I also have one of the Mac Couplers as I remember them to be called. I gave $14 for mine in 2007. 

I don't bother to chill or freeze the bottles before filling but do make sure the bottle is entirely empty, i.e. no more pressure in it before I attempt to fill on a hot summer day when greater pressure is in the 20# bottle. I also weigh each to make sure I haven't overfilled it. 

I got a lot of empty bottles from a fellow that uses a propane lantern. He will often toss a bottle before it is empty because he knows it won't make it through the next use without running out and doesn't want to change them while guests are around the campfire. My brother uses a propane lantern and has also saved me some that I need to pick up the next time I visit.


----------



## Ed Norman (Jun 8, 2002)

It seems Harbor Freight puts everything on sale if you wait long enough. We've had ours several years and I know we didn't pay anywhere close to $20. 

If you need bottles, check the trash at the nearest campground. There are always a few in there.


----------



## WayneR (Mar 26, 2007)

The tanks have a tendancy to leak after being refilled.
Making a cap from an old torch or appliance body will preserve the contents.


----------



## Bret4207 (May 31, 2008)

Wayne, give the little tank a shot of WD40 or other lube. Keeps the seals in shape. 

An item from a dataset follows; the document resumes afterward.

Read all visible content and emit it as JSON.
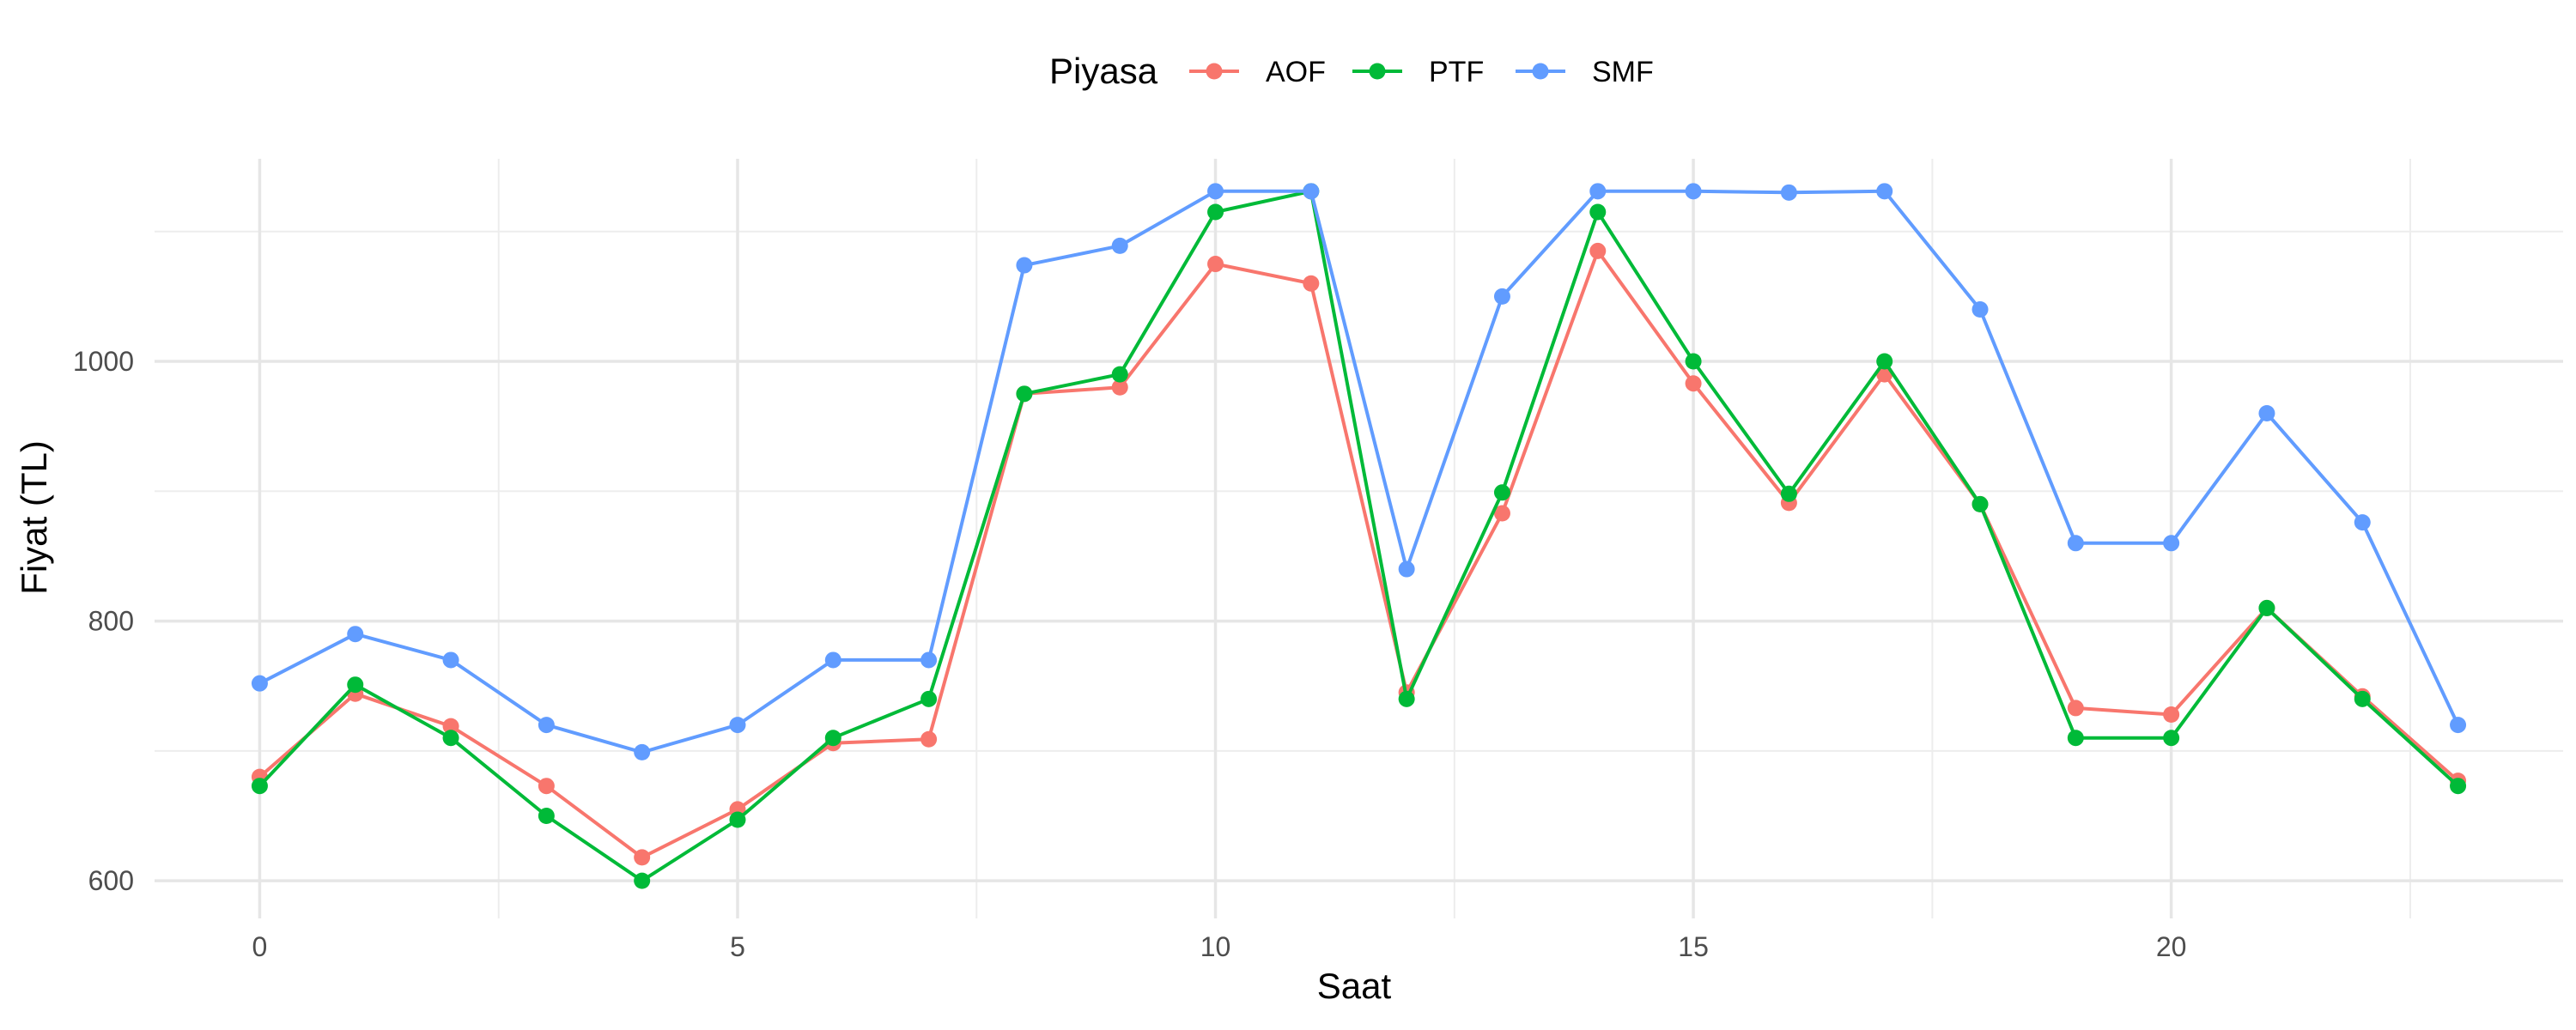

I haven't bought a small tank in over 20 years, since I got my adapter. I'd be lost without it.


----------



## MushCreek (Jan 7, 2008)

We use one at work, where we go through a LOT of small bottles. They freeze the bottles before filling them.


----------



## Ken Scharabok (May 11, 2002)

One BIL was in the H&A/C business for about 40 years. I asked him about the freezing thing. He said propane flows better between temperation differentation. If the say 20-lb tank was at 50 degrees, and the small bottle at 30 degrees, then it would flow towards the colder one. If reversed, the 20-lb might not fill the small bottle at all.

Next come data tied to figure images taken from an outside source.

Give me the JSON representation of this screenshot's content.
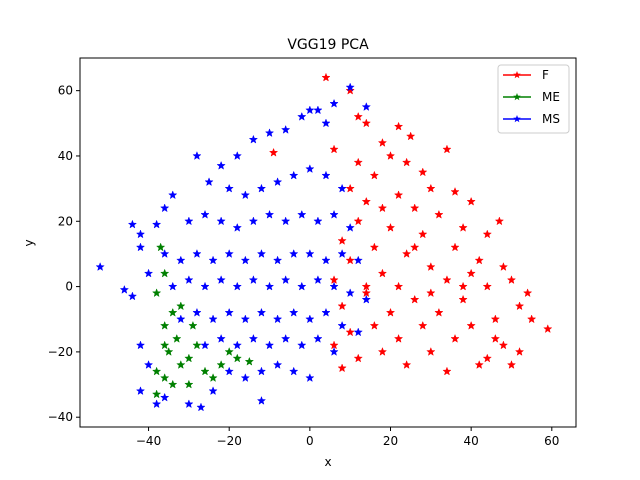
{
  "chart_data": {
    "type": "scatter",
    "title": "VGG19 PCA",
    "xlabel": "x",
    "ylabel": "y",
    "xlim": [
      -57,
      66
    ],
    "ylim": [
      -43,
      70
    ],
    "xticks": [
      -40,
      -20,
      0,
      20,
      40,
      60
    ],
    "yticks": [
      -40,
      -20,
      0,
      20,
      40,
      60
    ],
    "grid": false,
    "legend_position": "top-right",
    "marker": "star",
    "series": [
      {
        "name": "F",
        "color": "#ff0000",
        "points": [
          [
            4,
            64
          ],
          [
            10,
            60
          ],
          [
            12,
            52
          ],
          [
            14,
            50
          ],
          [
            22,
            49
          ],
          [
            25,
            46
          ],
          [
            18,
            44
          ],
          [
            34,
            42
          ],
          [
            6,
            42
          ],
          [
            -9,
            41
          ],
          [
            12,
            38
          ],
          [
            20,
            40
          ],
          [
            28,
            35
          ],
          [
            24,
            38
          ],
          [
            16,
            34
          ],
          [
            30,
            30
          ],
          [
            36,
            29
          ],
          [
            10,
            30
          ],
          [
            22,
            28
          ],
          [
            40,
            26
          ],
          [
            14,
            26
          ],
          [
            26,
            24
          ],
          [
            32,
            22
          ],
          [
            38,
            18
          ],
          [
            47,
            20
          ],
          [
            44,
            16
          ],
          [
            20,
            18
          ],
          [
            12,
            20
          ],
          [
            28,
            16
          ],
          [
            36,
            12
          ],
          [
            16,
            12
          ],
          [
            24,
            10
          ],
          [
            42,
            8
          ],
          [
            48,
            6
          ],
          [
            50,
            2
          ],
          [
            30,
            6
          ],
          [
            18,
            4
          ],
          [
            10,
            8
          ],
          [
            22,
            0
          ],
          [
            34,
            2
          ],
          [
            44,
            0
          ],
          [
            54,
            -2
          ],
          [
            38,
            -4
          ],
          [
            26,
            -4
          ],
          [
            14,
            -2
          ],
          [
            8,
            -6
          ],
          [
            20,
            -8
          ],
          [
            32,
            -8
          ],
          [
            46,
            -10
          ],
          [
            59,
            -13
          ],
          [
            55,
            -10
          ],
          [
            40,
            -12
          ],
          [
            28,
            -12
          ],
          [
            16,
            -12
          ],
          [
            10,
            -14
          ],
          [
            22,
            -16
          ],
          [
            36,
            -16
          ],
          [
            48,
            -18
          ],
          [
            52,
            -20
          ],
          [
            44,
            -22
          ],
          [
            30,
            -20
          ],
          [
            18,
            -20
          ],
          [
            12,
            -22
          ],
          [
            24,
            -24
          ],
          [
            34,
            -26
          ],
          [
            42,
            -24
          ],
          [
            50,
            -24
          ],
          [
            6,
            -18
          ],
          [
            8,
            -25
          ],
          [
            46,
            -16
          ],
          [
            38,
            0
          ],
          [
            26,
            12
          ],
          [
            18,
            24
          ],
          [
            8,
            14
          ],
          [
            14,
            0
          ],
          [
            30,
            -2
          ],
          [
            40,
            4
          ],
          [
            52,
            -6
          ],
          [
            6,
            2
          ]
        ]
      },
      {
        "name": "ME",
        "color": "#008000",
        "points": [
          [
            -37,
            12
          ],
          [
            -36,
            4
          ],
          [
            -38,
            -2
          ],
          [
            -34,
            -8
          ],
          [
            -36,
            -12
          ],
          [
            -33,
            -16
          ],
          [
            -35,
            -20
          ],
          [
            -32,
            -24
          ],
          [
            -36,
            -28
          ],
          [
            -38,
            -26
          ],
          [
            -34,
            -30
          ],
          [
            -38,
            -33
          ],
          [
            -30,
            -22
          ],
          [
            -28,
            -18
          ],
          [
            -26,
            -26
          ],
          [
            -22,
            -24
          ],
          [
            -18,
            -22
          ],
          [
            -15,
            -23
          ],
          [
            -20,
            -20
          ],
          [
            -24,
            -28
          ],
          [
            -30,
            -30
          ],
          [
            -32,
            -6
          ],
          [
            -29,
            -12
          ],
          [
            -36,
            -18
          ]
        ]
      },
      {
        "name": "MS",
        "color": "#0000ff",
        "points": [
          [
            -52,
            6
          ],
          [
            -46,
            -1
          ],
          [
            -44,
            19
          ],
          [
            -42,
            16
          ],
          [
            -44,
            -3
          ],
          [
            -42,
            -18
          ],
          [
            -40,
            -24
          ],
          [
            -38,
            -36
          ],
          [
            -42,
            -32
          ],
          [
            -36,
            -34
          ],
          [
            -30,
            -36
          ],
          [
            -27,
            -37
          ],
          [
            -24,
            -32
          ],
          [
            -12,
            -35
          ],
          [
            -28,
            40
          ],
          [
            -25,
            32
          ],
          [
            -22,
            37
          ],
          [
            -18,
            40
          ],
          [
            -14,
            45
          ],
          [
            -10,
            47
          ],
          [
            -6,
            48
          ],
          [
            -2,
            52
          ],
          [
            0,
            54
          ],
          [
            2,
            54
          ],
          [
            4,
            50
          ],
          [
            6,
            56
          ],
          [
            10,
            61
          ],
          [
            14,
            55
          ],
          [
            -20,
            30
          ],
          [
            -16,
            28
          ],
          [
            -12,
            30
          ],
          [
            -8,
            32
          ],
          [
            -4,
            34
          ],
          [
            0,
            36
          ],
          [
            4,
            34
          ],
          [
            8,
            30
          ],
          [
            -30,
            20
          ],
          [
            -26,
            22
          ],
          [
            -22,
            20
          ],
          [
            -18,
            18
          ],
          [
            -14,
            20
          ],
          [
            -10,
            22
          ],
          [
            -6,
            20
          ],
          [
            -2,
            22
          ],
          [
            2,
            20
          ],
          [
            6,
            22
          ],
          [
            10,
            18
          ],
          [
            -36,
            10
          ],
          [
            -32,
            8
          ],
          [
            -28,
            10
          ],
          [
            -24,
            8
          ],
          [
            -20,
            10
          ],
          [
            -16,
            8
          ],
          [
            -12,
            10
          ],
          [
            -8,
            8
          ],
          [
            -4,
            10
          ],
          [
            0,
            10
          ],
          [
            4,
            8
          ],
          [
            8,
            10
          ],
          [
            12,
            8
          ],
          [
            -34,
            0
          ],
          [
            -30,
            2
          ],
          [
            -26,
            0
          ],
          [
            -22,
            2
          ],
          [
            -18,
            0
          ],
          [
            -14,
            2
          ],
          [
            -10,
            0
          ],
          [
            -6,
            2
          ],
          [
            -2,
            0
          ],
          [
            2,
            2
          ],
          [
            6,
            0
          ],
          [
            10,
            -2
          ],
          [
            14,
            -4
          ],
          [
            -32,
            -10
          ],
          [
            -28,
            -8
          ],
          [
            -24,
            -10
          ],
          [
            -20,
            -8
          ],
          [
            -16,
            -10
          ],
          [
            -12,
            -8
          ],
          [
            -8,
            -10
          ],
          [
            -4,
            -8
          ],
          [
            0,
            -10
          ],
          [
            4,
            -8
          ],
          [
            8,
            -12
          ],
          [
            12,
            -14
          ],
          [
            -26,
            -18
          ],
          [
            -22,
            -16
          ],
          [
            -18,
            -18
          ],
          [
            -14,
            -16
          ],
          [
            -10,
            -18
          ],
          [
            -6,
            -16
          ],
          [
            -2,
            -18
          ],
          [
            2,
            -16
          ],
          [
            6,
            -20
          ],
          [
            -20,
            -26
          ],
          [
            -16,
            -28
          ],
          [
            -12,
            -26
          ],
          [
            -8,
            -24
          ],
          [
            -4,
            -26
          ],
          [
            0,
            -28
          ],
          [
            -38,
            19
          ],
          [
            -40,
            4
          ],
          [
            -42,
            12
          ],
          [
            -36,
            24
          ],
          [
            -34,
            28
          ]
        ]
      }
    ]
  }
}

I do a bit of copper pipe soldering in the shop. I'm currently using one of the tall bottles. When it runs out I'm going to try switching to one of those squat green ones intended for a small cooking stove. More fuel and more stable base.


----------



## agmantoo (May 23, 2003)

Do you folks not realize what the bleeder valve adjacent to the main attachment port on the small tanks is used for? It is the vent. It is used to make certain that the small tank is not over filled yet filled adequately. It is a reverse acting valve and the small needle portion is made to be pulled NOT pushed in order to vent the bottle. With the bottle horizontal and the vent valve at 12 o'clock open the main fill valve on the fill tank and permit the small bottle to fill. When you think the bottle has taken all the propane it will accept open the vent using a pair of needle nose pliers until liquid propane starts to escape. At that time the bottle is properly filled and has enough room for expansion of the gas safely. Obviously, this exercise needs to be done outdoors and away from a flame.


----------



## Harry Chickpea (Dec 19, 2008)

Never thought about that, Agmantoo. Makes sense, great tip. Thanks.


----------



## Windy in Kansas (Jun 16, 2002)

My experience was that you don't need to freeze them or bleed vent them, just fill a 100% pressure free bottle on a hot summer day when the larger bottle has max pressure. I weighed the ones I filled to make sure they hadn't been overfilled and all weighed out as being full.


----------